Team Marigold is developing an AI-based software to help individuals with sound sensitivities.

Team Marigold holding the winner’s trophy. From left to right: Jake Marsh, Leo Kremer, Maria Guerrero Jimenez, Mele Gadzama. Noise Abatement Society

The team of Imperial undergraduates who won the Faculty of Natural Sciences Make-A-Difference (FoNS MAD) contest in 2024 took the first prize in the 2025 Quiet Mark Young Engineers Award, after a final at Westminster Palace on Wednesday 22nd October.

The Quiet Mark Young Engineers Award recognsies “early-career engineers who are developing innovative, practical solutions to reduce noise pollution and improve sound design,” and have produced “tangible output”. 

Marigold, as the group is known, had won last year’s edition of FoNS MAD, an Imperial-run undergraduate innovation competition, for their exploration of AI-powered solutions to mitigate misophonia, a condition in which certain sounds trigger severe emotional, physiological, and behavioural responses. 

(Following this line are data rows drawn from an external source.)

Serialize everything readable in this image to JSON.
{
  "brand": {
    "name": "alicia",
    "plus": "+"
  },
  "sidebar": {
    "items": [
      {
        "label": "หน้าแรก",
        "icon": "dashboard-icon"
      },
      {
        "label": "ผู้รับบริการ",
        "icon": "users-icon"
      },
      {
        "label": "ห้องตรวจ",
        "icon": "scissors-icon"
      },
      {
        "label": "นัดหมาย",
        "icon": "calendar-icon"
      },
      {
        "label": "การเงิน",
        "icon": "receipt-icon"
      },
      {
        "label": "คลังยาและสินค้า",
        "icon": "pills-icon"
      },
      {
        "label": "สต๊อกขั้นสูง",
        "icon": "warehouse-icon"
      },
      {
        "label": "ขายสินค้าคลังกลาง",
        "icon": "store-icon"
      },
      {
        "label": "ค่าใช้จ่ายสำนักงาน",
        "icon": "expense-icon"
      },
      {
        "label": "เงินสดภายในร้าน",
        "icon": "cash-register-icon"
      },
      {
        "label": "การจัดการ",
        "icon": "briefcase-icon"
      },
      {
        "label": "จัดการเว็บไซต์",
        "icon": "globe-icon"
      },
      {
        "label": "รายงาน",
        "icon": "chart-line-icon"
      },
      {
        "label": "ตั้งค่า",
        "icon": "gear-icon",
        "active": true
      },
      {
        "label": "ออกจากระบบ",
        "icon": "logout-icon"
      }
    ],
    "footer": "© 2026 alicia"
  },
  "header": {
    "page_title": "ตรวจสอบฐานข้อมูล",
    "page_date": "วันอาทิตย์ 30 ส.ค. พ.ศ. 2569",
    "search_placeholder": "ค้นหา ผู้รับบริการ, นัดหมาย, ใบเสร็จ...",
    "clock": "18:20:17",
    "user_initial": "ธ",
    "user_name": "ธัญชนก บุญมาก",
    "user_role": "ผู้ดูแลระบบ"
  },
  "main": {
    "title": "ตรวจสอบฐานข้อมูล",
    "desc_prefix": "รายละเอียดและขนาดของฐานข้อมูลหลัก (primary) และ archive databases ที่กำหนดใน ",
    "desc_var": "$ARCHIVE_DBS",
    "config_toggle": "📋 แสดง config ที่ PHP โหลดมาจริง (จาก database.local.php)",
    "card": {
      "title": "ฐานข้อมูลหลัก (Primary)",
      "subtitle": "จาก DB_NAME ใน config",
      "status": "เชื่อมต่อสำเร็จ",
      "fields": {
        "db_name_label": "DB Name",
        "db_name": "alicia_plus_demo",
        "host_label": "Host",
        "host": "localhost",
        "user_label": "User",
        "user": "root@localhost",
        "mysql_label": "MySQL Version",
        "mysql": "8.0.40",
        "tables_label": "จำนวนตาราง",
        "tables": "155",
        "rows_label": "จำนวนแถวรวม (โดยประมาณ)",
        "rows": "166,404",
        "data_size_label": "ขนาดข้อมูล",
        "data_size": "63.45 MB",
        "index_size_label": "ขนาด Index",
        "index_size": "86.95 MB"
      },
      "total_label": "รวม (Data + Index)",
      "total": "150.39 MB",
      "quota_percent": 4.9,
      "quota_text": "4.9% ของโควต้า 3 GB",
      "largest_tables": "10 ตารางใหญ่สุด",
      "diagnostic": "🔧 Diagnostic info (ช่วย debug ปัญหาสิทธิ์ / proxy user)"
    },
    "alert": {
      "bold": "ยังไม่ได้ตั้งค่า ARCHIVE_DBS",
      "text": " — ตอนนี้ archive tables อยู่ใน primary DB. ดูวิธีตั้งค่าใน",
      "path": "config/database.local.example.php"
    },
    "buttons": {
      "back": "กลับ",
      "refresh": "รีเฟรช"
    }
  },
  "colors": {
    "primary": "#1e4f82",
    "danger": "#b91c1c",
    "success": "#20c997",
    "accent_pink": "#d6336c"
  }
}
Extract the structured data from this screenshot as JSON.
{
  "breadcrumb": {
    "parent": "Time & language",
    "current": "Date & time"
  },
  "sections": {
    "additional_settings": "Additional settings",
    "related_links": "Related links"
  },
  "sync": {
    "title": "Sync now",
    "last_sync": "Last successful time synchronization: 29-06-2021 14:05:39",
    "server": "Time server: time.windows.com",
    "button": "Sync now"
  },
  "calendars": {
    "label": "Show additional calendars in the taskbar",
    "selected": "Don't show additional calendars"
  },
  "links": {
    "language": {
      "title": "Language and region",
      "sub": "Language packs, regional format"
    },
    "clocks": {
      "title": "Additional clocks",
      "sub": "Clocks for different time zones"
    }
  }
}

The team, which consists of design engineer Leo Kremer, as well as physiscits Maria Guerrero Jimenez, Mele Gadzama, and Jake Marsh, initially considered developing adapted noise-cancelling headphones. They eventually settled on an AI-powered software capable of filtering specific sounds in online media, and are currently working on a machine learning model that would allow users to remove trigger noises from videos.

“In the future, we imagine Marigold being able to tailor a user’s audio experience, allowing users to filter out distressing noises in real-time,” Leo shared with Imperial News. Maria suggested applications could be found for online lecture recordings.

Following their FoNS-MAD success, in which they secured a £7000 grant to facilitate further research, team Marigold were contacted by the Noise Abatement Society to join the John Connell Awards.

“It was an honour to be win this competition,” Mele told Felix after Marigold won the engineering award. “We’ve very grateful to all our supervisors that have helped us along the way, and can’t wait to continue making Imperial and the Internet at large more inclusive places.” 

In parallel to their engineering work, Marigold is conducting a research project to investigating how misophonia and other sound sensitivities affect students at Imperial, as part of an ongoing Student Shapers project. They are calling for students with sound sensitivities of any kind to reach out.

“For us, students’ experiences and opinions lie at the centre of our project,” Mele told Felix. “Too often, there’ll be a ‘design solution’ for a group of people that hasn’t actually taken their perspective into account. Our project is by students and for students – and anyone else who may find our work useful in their day-to-day lives.”